荷物持ちのビトは毎晩、使った瓶の札を裏返し、残量順に充填台へ移していた。自然放電の早い瓶には赤い輪、ひびのある瓶には黒い輪。試験当日は、最も新しく満たした五本だけを箱の上段へ置く。
だが首席班は、彼を「魔法を撃てず、瓶を数えるだけ」と追放した。新しい係は見栄えよく瓶を磨き、札の日付を確かめず箱へ戻した。
「予備を出せ!」
予備箱も空だった。充填済みと未充填を同じ棚へ並べたからだ。
観覧席では下級班が小さな火球を命中させ、首席班だけが沈黙する。リュガは杖を何度振っても、空瓶同士が箱の中で乾いた音を立てるだけだった。最初の課題で失格の鐘が鳴った。
そのころビトは、学院図書塔の地下実験室にいた。
「青札は今夜まで、白札は明朝まで。赤輪は観測専用です」
司書魔術師アルセアが無作為に一本選び、測定器へ接続する。札に書かれた残量と、針の示す数値は寸分違わなかった。

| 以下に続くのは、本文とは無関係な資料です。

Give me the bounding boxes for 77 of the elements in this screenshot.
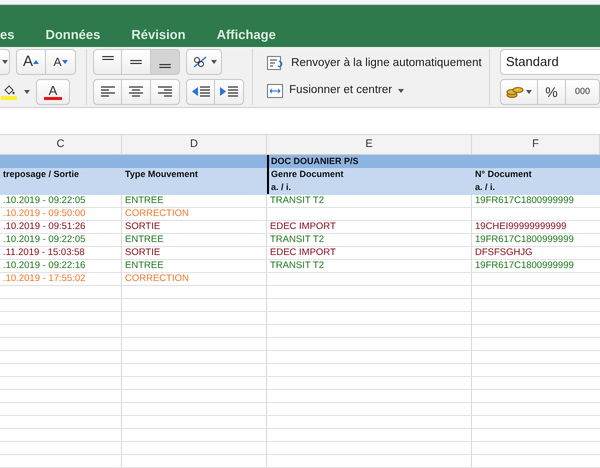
table-cell: TRANSIT T2	[270, 234, 324, 246]
table-cell: TRANSIT T2	[270, 195, 324, 206]
align-center-icon	[129, 86, 144, 98]
wrap-text-icon	[267, 56, 286, 70]
header-subtitle: a. / i.	[475, 181, 496, 194]
align-right-icon	[158, 86, 172, 98]
font-color-button[interactable]: A	[36, 79, 70, 106]
align-left-icon	[100, 86, 115, 98]
header-title: Type Mouvement	[125, 168, 199, 182]
merge-cells-icon	[267, 84, 284, 98]
caret-icon	[62, 60, 68, 64]
wrap-text-button[interactable]: Renvoyer à la ligne automatiquement	[267, 54, 485, 72]
decrease-indent-icon	[192, 86, 210, 98]
caret-icon	[24, 90, 30, 94]
table-cell: ENTREE	[125, 260, 164, 272]
shrink-font-button[interactable]: A	[46, 49, 76, 76]
table-cell: SORTIE	[125, 247, 160, 258]
ribbon-tab[interactable]: Données	[43, 24, 102, 44]
table-cell: TRANSIT T2	[270, 260, 324, 272]
ribbon-tab[interactable]: Révision	[129, 24, 188, 44]
caret-icon	[210, 60, 217, 64]
column-header[interactable]: F	[472, 135, 600, 154]
caret-icon	[2, 60, 8, 64]
grow-font-button[interactable]: A	[16, 49, 46, 76]
align-middle-icon	[130, 60, 142, 64]
angled-text-icon	[192, 55, 208, 70]
align-right-button[interactable]	[151, 79, 180, 106]
orientation-button[interactable]	[186, 49, 222, 76]
table-cell: .10.2019 - 09:22:05	[3, 195, 86, 206]
align-top-icon	[102, 56, 114, 60]
percent-button[interactable]: %	[538, 79, 566, 106]
column-header[interactable]: E	[267, 135, 472, 154]
table-cell: DFSFSGHJG	[475, 247, 533, 258]
table-cell: SORTIE	[125, 221, 160, 232]
ribbon-tab[interactable]: Affichage	[214, 24, 278, 44]
table-cell: .10.2019 - 09:50:00	[3, 208, 86, 220]
number-format-field[interactable]: Standard	[500, 49, 600, 76]
column-header[interactable]: D	[122, 135, 267, 154]
paint-bucket-icon	[3, 84, 15, 96]
fill-color-bar	[1, 96, 17, 100]
table-cell: ENTREE	[125, 195, 164, 206]
thousands-button[interactable]: 000	[566, 79, 600, 106]
table-cell: .10.2019 - 09:22:16	[3, 260, 86, 272]
decrease-indent-button[interactable]	[186, 79, 216, 106]
caret-up-icon	[33, 60, 39, 64]
table-cell: .10.2019 - 09:51:26	[3, 221, 86, 232]
table-cell: 19CHEI99999999999	[475, 221, 566, 232]
table-cell: .10.2019 - 17:55:02	[3, 273, 86, 284]
header-title: treposage / Sortie	[3, 168, 80, 182]
currency-button[interactable]	[500, 79, 538, 106]
vertical-align-button[interactable]	[93, 49, 122, 76]
merge-center-button[interactable]: Fusionner et centrer	[267, 82, 485, 100]
table-cell: CORRECTION	[125, 273, 189, 284]
align-bottom-icon	[159, 64, 172, 68]
coins-icon	[506, 85, 524, 100]
align-center-button[interactable]	[122, 79, 152, 106]
ribbon-tab[interactable]: es	[0, 24, 16, 44]
column-header[interactable]: C	[0, 135, 122, 154]
header-title: N° Document	[475, 168, 533, 182]
table-cell: CORRECTION	[125, 208, 189, 220]
table-cell: .11.2019 - 15:03:58	[3, 247, 85, 258]
table-cell: ENTREE	[125, 234, 164, 246]
vertical-align-button[interactable]	[151, 49, 180, 76]
vertical-align-button[interactable]	[122, 49, 152, 76]
table-cell: 19FR617C1800999999	[475, 234, 574, 246]
table-cell: 19FR617C1800999999	[475, 260, 574, 272]
table-cell: 19FR617C1800999999	[475, 195, 574, 206]
caret-icon	[398, 88, 404, 93]
align-left-button[interactable]	[93, 79, 122, 106]
table-cell: .10.2019 - 09:22:05	[3, 234, 86, 246]
table-cell: EDEC IMPORT	[270, 221, 336, 232]
header-subtitle: a. / i.	[271, 181, 292, 194]
table-cell: EDEC IMPORT	[270, 247, 336, 258]
header-title: Genre Document	[271, 168, 345, 182]
caret-icon	[526, 90, 532, 94]
increase-indent-icon	[220, 86, 238, 98]
increase-indent-button[interactable]	[215, 79, 244, 106]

「研究記録が狂っていたのは、術式ではなく瓶の状態を揃えていなかったせいか」
ビトの管理で、十年間再現できなかった実験が一度で成功した。同じ残量、同じ経過時間の瓶を揃えたことで、術式の誤差が初めて消えたのだ。アルセアは彼の名を論文の共同研究者欄へ書く。
「君は魔力を出せなくても、魔力を同じ条件で出させられる。今日から魔導資源管理士だ」
試験終了後、リュガが実験室へ押しかけた。
「ビト、戻れ。次の再試験までに全瓶を満たせ。班員へ戻してやる」
「戻してやる?」
「首席班に必要だと言っているんだ。光栄に思え」
ビトは共同研究契約へ署名し、乾いたインクを見届けた。